End-to-End Data Pipeline (S3 to Delta Tables in Databricks)
Summary
Being a software company that collects canine data through sensors, makes it useful and feeds it to their ML algorithms for further insights, Kinship had to face challenges while fetching data older than 90 days for their Machine Learning Algorithms. Folio3 augmented its staff with an experienced Data Engineering team for faster deployment, reduced system errors, and a smooth integration on the cloud.
About the Customer
Kinship, a division of Mars Petcare, is a platform for brands building the future of pet care, combining insights, products, and services to help people be the best pet parents they can be.

-
Team composition
3 members
-
Client name
Kinship
-
Expertise used
Data Engineering
-
Duration
6 months
-
Services provided
Data Pipelining, Data Ingestion, Data Parallelisation, PySpark, Team Augmentation
-
Country
US
-
Industry
Embedded Software Products
Solution
Folio3 AI-augmented Kinship’s staff with an experienced Data Engineering team that oversaw all the aspects of data ingestion and data parallelization, and delivered milestones on time and with the minimum amount of system and logical errors. The software solution produced consisted of multiple steps. The steps were performed simultaneously for multiple dogs to ensure multi-threading.
Avoiding Data Duplication
The pulled log paths were checked against the existing log file paths in the Delta table. Only distinct paths were saved back to the Delta table to avoid data duplication.

Pulling data from S3
Data against the newly added file paths was pulled from the S3 bucket. Each file path returned a PITD (PetInsight Time Data Object)



Querying Log File Paths from DynamoDB
Based on the parameters (dog’s ID, start date and an end date), log file paths of s3 files were pulled from dynamoDB.
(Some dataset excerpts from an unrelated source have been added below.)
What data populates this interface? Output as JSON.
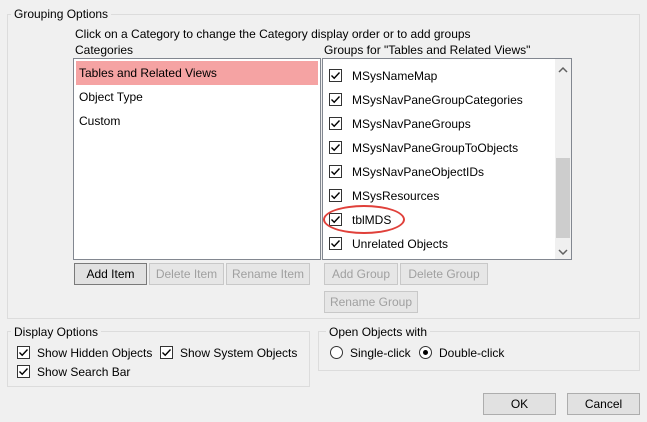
{
  "grouping": {
    "title": "Grouping Options",
    "instruction": "Click on a Category to change the Category display order or to add groups",
    "categories_header": "Categories",
    "groups_header": "Groups for \"Tables and Related Views\"",
    "categories": [
      {
        "label": "Tables and Related Views",
        "selected": true
      },
      {
        "label": "Object Type",
        "selected": false
      },
      {
        "label": "Custom",
        "selected": false
      }
    ],
    "groups": [
      {
        "label": "MSysNameMap",
        "checked": true
      },
      {
        "label": "MSysNavPaneGroupCategories",
        "checked": true
      },
      {
        "label": "MSysNavPaneGroups",
        "checked": true
      },
      {
        "label": "MSysNavPaneGroupToObjects",
        "checked": true
      },
      {
        "label": "MSysNavPaneObjectIDs",
        "checked": true
      },
      {
        "label": "MSysResources",
        "checked": true
      },
      {
        "label": "tblMDS",
        "checked": true
      },
      {
        "label": "Unrelated Objects",
        "checked": true
      }
    ],
    "buttons": {
      "add_item": "Add Item",
      "delete_item": "Delete Item",
      "rename_item": "Rename Item",
      "add_group": "Add Group",
      "delete_group": "Delete Group",
      "rename_group": "Rename Group"
    }
  },
  "display": {
    "title": "Display Options",
    "show_hidden": {
      "label": "Show Hidden Objects",
      "checked": true
    },
    "show_system": {
      "label": "Show System Objects",
      "checked": true
    },
    "show_search": {
      "label": "Show Search Bar",
      "checked": true
    }
  },
  "open_objects": {
    "title": "Open Objects with",
    "single_click": {
      "label": "Single-click",
      "selected": false
    },
    "double_click": {
      "label": "Double-click",
      "selected": true
    }
  },
  "dialog_buttons": {
    "ok": "OK",
    "cancel": "Cancel"
  },
  "colors": {
    "selected_category": "#f5a3a3",
    "highlight_ring": "#e0403a"
  }
}
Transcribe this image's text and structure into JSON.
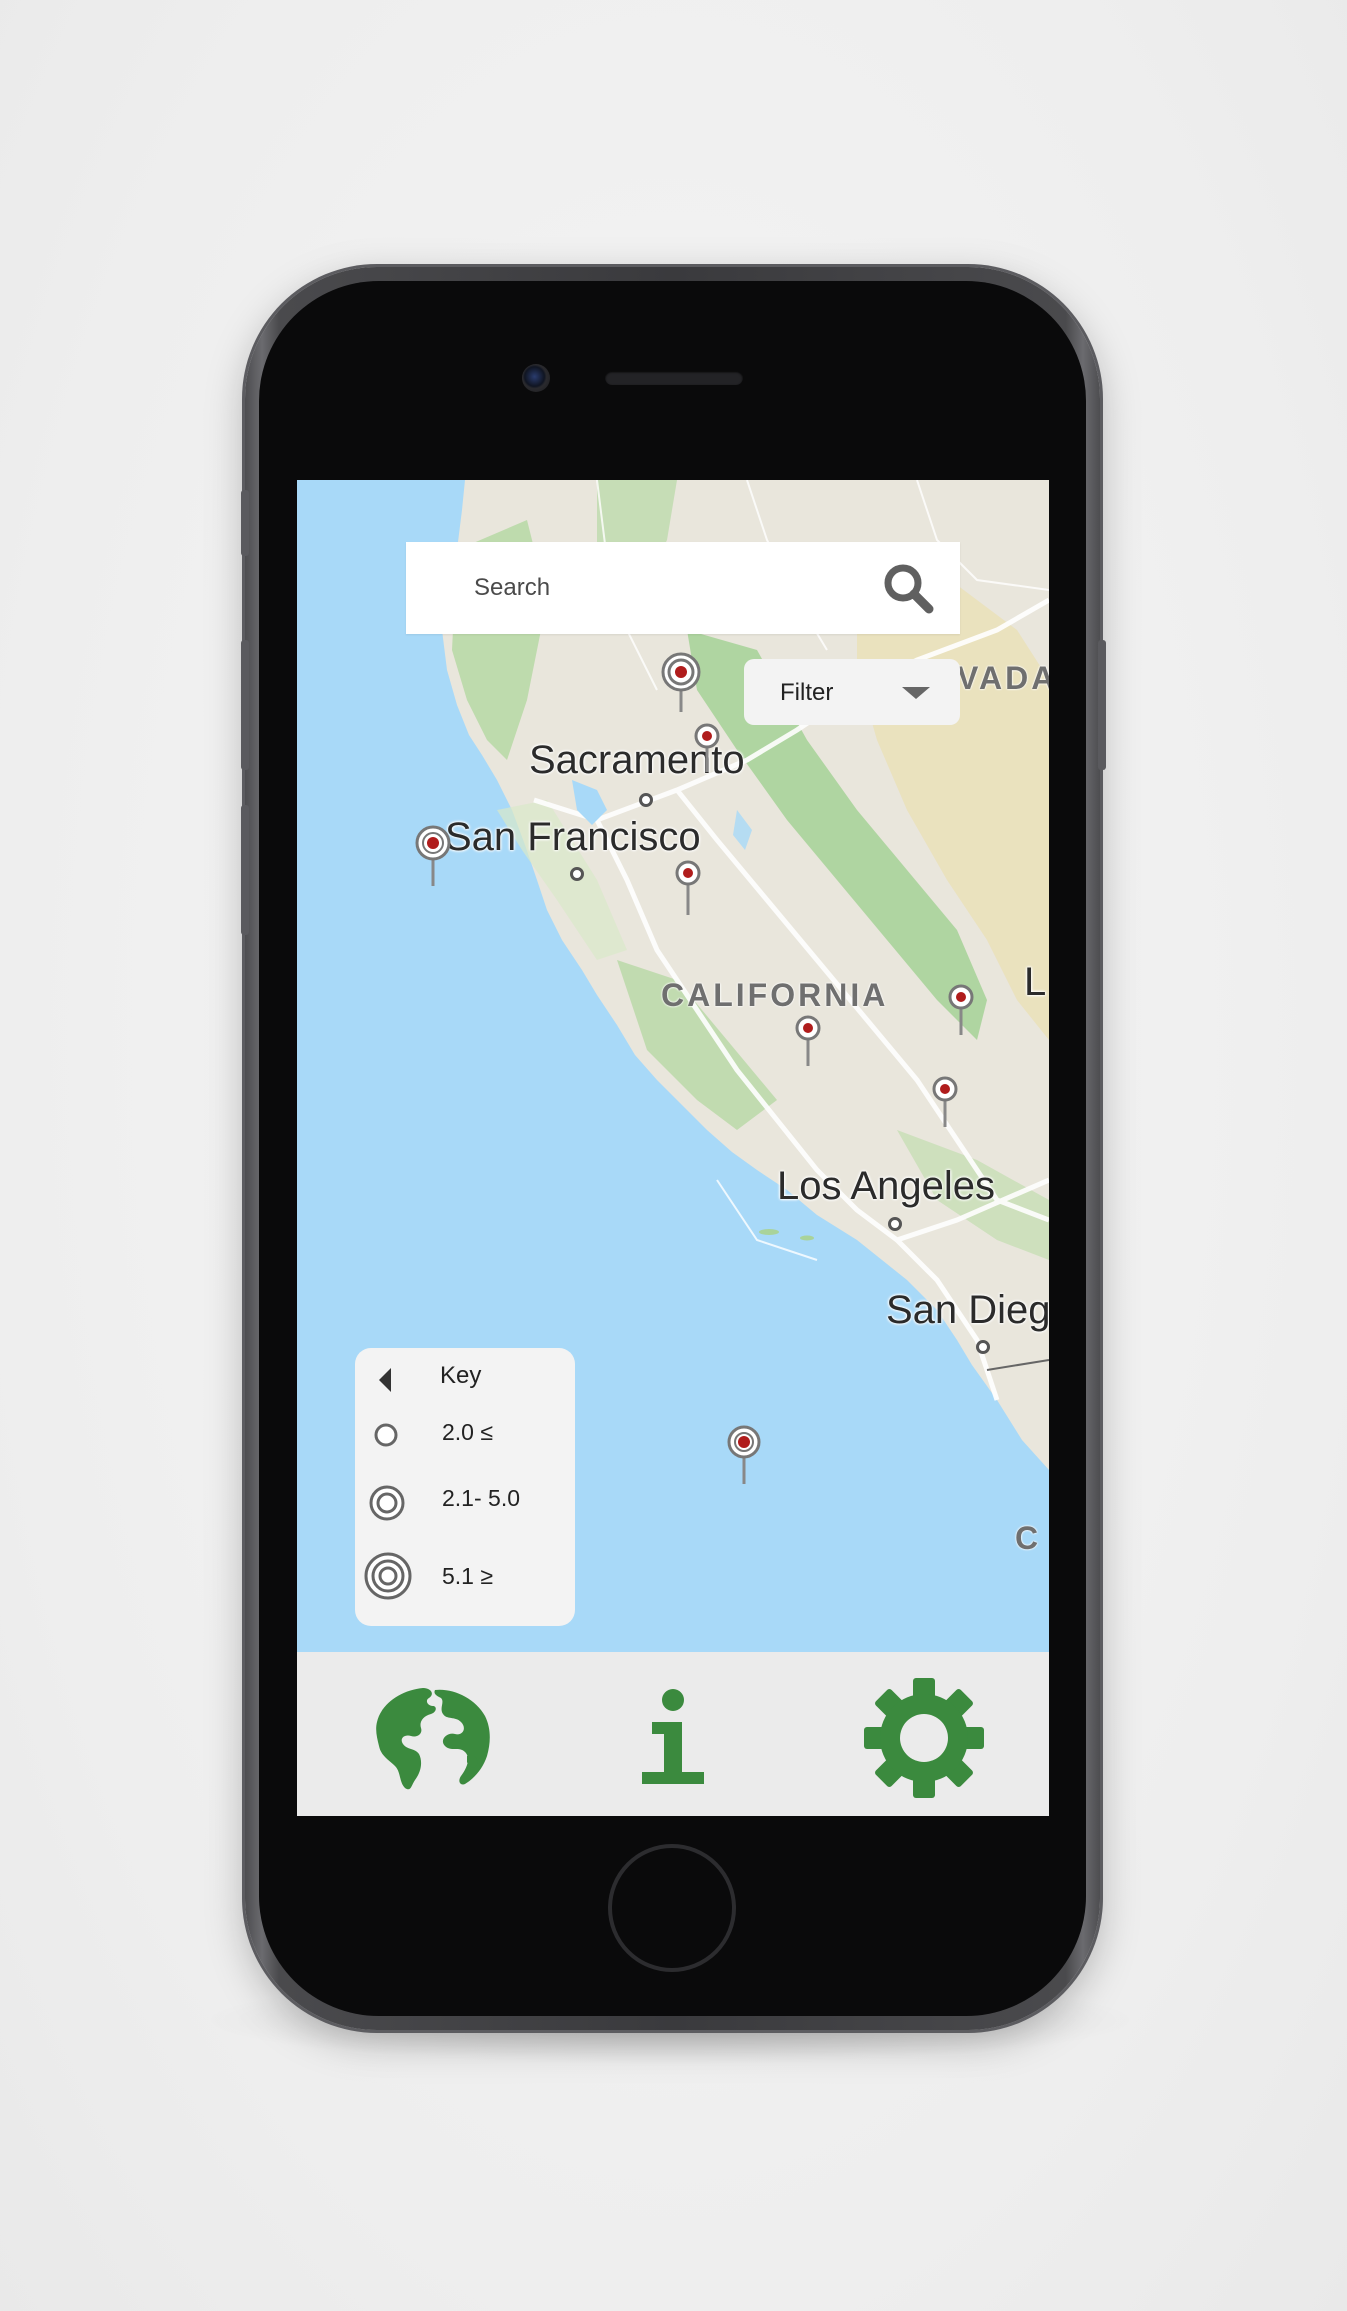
{
  "search": {
    "placeholder": "Search"
  },
  "filter": {
    "label": "Filter"
  },
  "map": {
    "labels": {
      "sacramento": "Sacramento",
      "san_francisco": "San Francisco",
      "california": "CALIFORNIA",
      "los_angeles": "Los Angeles",
      "san_diego": "San Dieg",
      "nevada": "VADA",
      "edge_l": "L",
      "edge_ca": "C"
    },
    "colors": {
      "ocean": "#a8d9f8",
      "land": "#e9e6dc",
      "forest": "#a9d39a",
      "pin_red": "#b01c1c"
    }
  },
  "key": {
    "title": "Key",
    "rows": [
      {
        "label": "2.0 ≤",
        "icon": "small-ring-icon"
      },
      {
        "label": "2.1- 5.0",
        "icon": "medium-ring-icon"
      },
      {
        "label": "5.1 ≥",
        "icon": "large-ring-icon"
      }
    ]
  },
  "tabbar": {
    "tabs": [
      {
        "icon": "globe-icon"
      },
      {
        "icon": "info-icon"
      },
      {
        "icon": "gear-icon"
      }
    ],
    "accent": "#3b8a3e"
  }
}
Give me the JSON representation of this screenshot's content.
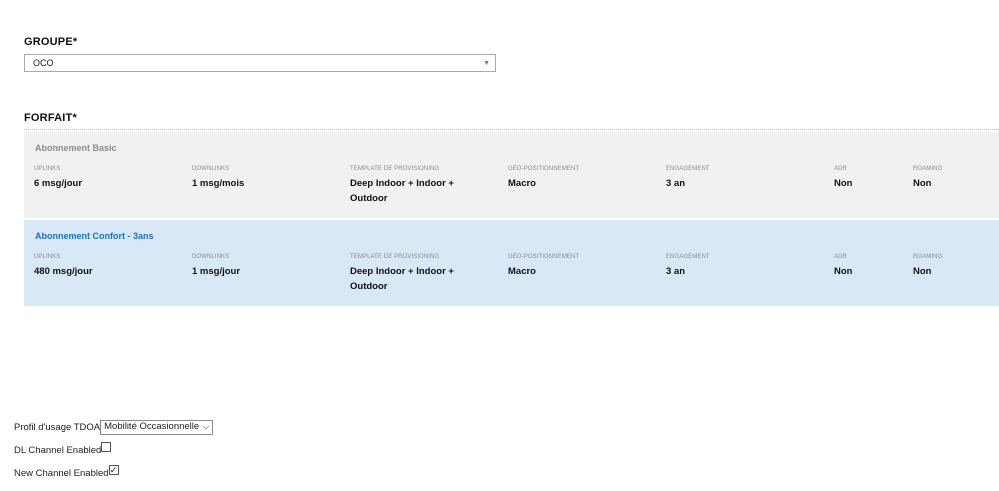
{
  "groupe": {
    "label": "GROUPE*",
    "selected": "OCO"
  },
  "forfait": {
    "label": "FORFAIT*",
    "columns": [
      "UPLINKS",
      "DOWNLINKS",
      "TEMPLATE DE PROVISIONING",
      "GÉO-POSITIONNEMENT",
      "ENGAGEMENT",
      "ADR",
      "ROAMING"
    ],
    "plans": [
      {
        "name": "Abonnement Basic",
        "uplinks": "6 msg/jour",
        "downlinks": "1 msg/mois",
        "template": "Deep Indoor + Indoor + Outdoor",
        "geo": "Macro",
        "engagement": "3 an",
        "adr": "Non",
        "roaming": "Non",
        "selected": false
      },
      {
        "name": "Abonnement Confort - 3ans",
        "uplinks": "480 msg/jour",
        "downlinks": "1 msg/jour",
        "template": "Deep Indoor + Indoor + Outdoor",
        "geo": "Macro",
        "engagement": "3 an",
        "adr": "Non",
        "roaming": "Non",
        "selected": true
      }
    ]
  },
  "tdoa": {
    "label": "Profil d'usage TDOA",
    "selected": "Mobilité Occasionnelle"
  },
  "dl_channel": {
    "label": "DL Channel Enabled",
    "checked": false
  },
  "new_channel": {
    "label": "New Channel Enabled",
    "checked": true
  }
}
PITD to Accel Data Conversion
Each PITD object contained multiple Pandas Dataframes. Dataframes from all the PITD objects were traversed and concatenated in batches of Dataframes.
Data Engineering Service
Folio3’s team of Data Engineers made sure all the steps were integrated smoothly according to Kinship's consumer requirements with minimum errors and maximum efficiency.

Deployed on Databricks
All the steps are deployed, and functional on the Databricks platform. Steps are working inside Databricks workflows.


Dataframes Dumped to Delta Table
Concatenated data frames were appended to the Delta Table for further use by Data Scientists.
Result
With the Data Engineering team from Folio3, all project challenges were met and years of data on a number of animals could be fetched within minutes, instead of hours with the data pipeline developed and integrated by Folio3.